Have you ever played a game where you have no idea what you are doing, but somehow you get to level 20 without missing a beat? That’s what happened when I first tried Sticky Linky. But after taking the 30 seconds to look at the instructions I realized that, yes, random tapping may get you entirely too far, too fast, but the game is actually a really interesting strategic take on the color-matching motif.
The levels start with globs of gooey color attached to one another. It’s an aesthetic that resembles a rainbow World of Goo, but the gameplay is completely different. Here players are tasked with tapping any groupings of two or more like-colored globs when they connect. But just doing so would turn this level-based physics puzzler into an endless affair. The real object here it to set it up so at least five goo balls of one color are linked. Tapping that chain turns it into a face. Once you have the creature’s mug a second match removes it from the playing field. You can keep track of how many you’ve released in the upper right hand corner. When you’ve caught the all the heads, the round ends.

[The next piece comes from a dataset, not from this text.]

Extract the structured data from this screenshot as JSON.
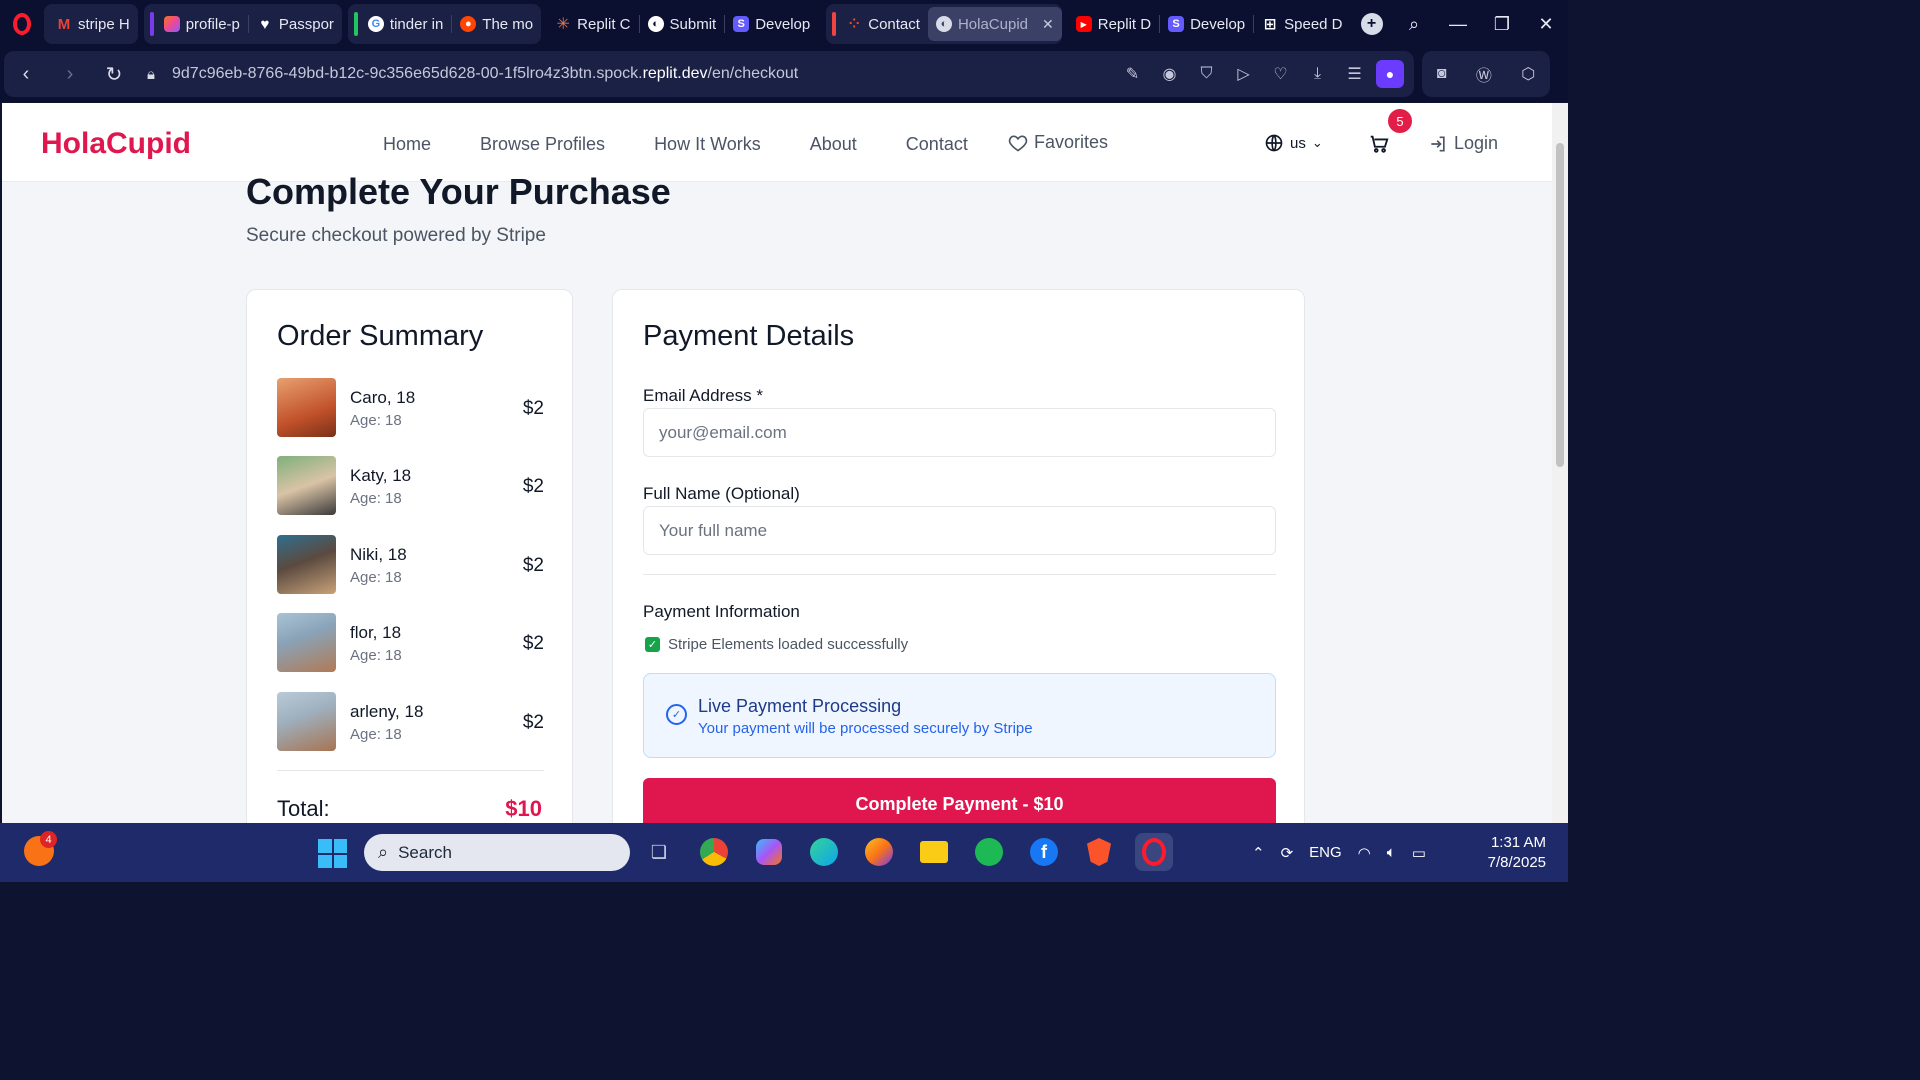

It sounds both overly complicated and too simple, but it’s that very combination that makes it so enjoyable. Even on the most basic levels, a fair amount of thought can go into making the stack fall just right so you get lots of faces and set up big combos, or you can tap away and still move forward. But that only goes so far.
Many levels have more than just gravity to consider. New faces don’t bloom in the dark so on some boards you may have only four faces, all visible from the start, but obstacles blocking your way from connecting them to anything else. Those levels require advance planning. On other levels bubbles surrounding the globs have them rise rather than fall, and as the game ramps up there are lots of blocked routes.
Occasionally there are power ups hiding in the bits of goo, the most important of which is manna – some sort of blue potion. If you run out, it’s game over. The game puts a reasonable amount out there, but if you want to go for the huge scores, you can also purchase it in-app.
Sticky Linky has the misfortune of having an overly literal and uninspiring name. But it has the good fortune of being a rarity in the App Store: a matching game with its own distinct personality and a great mix of luck and skill.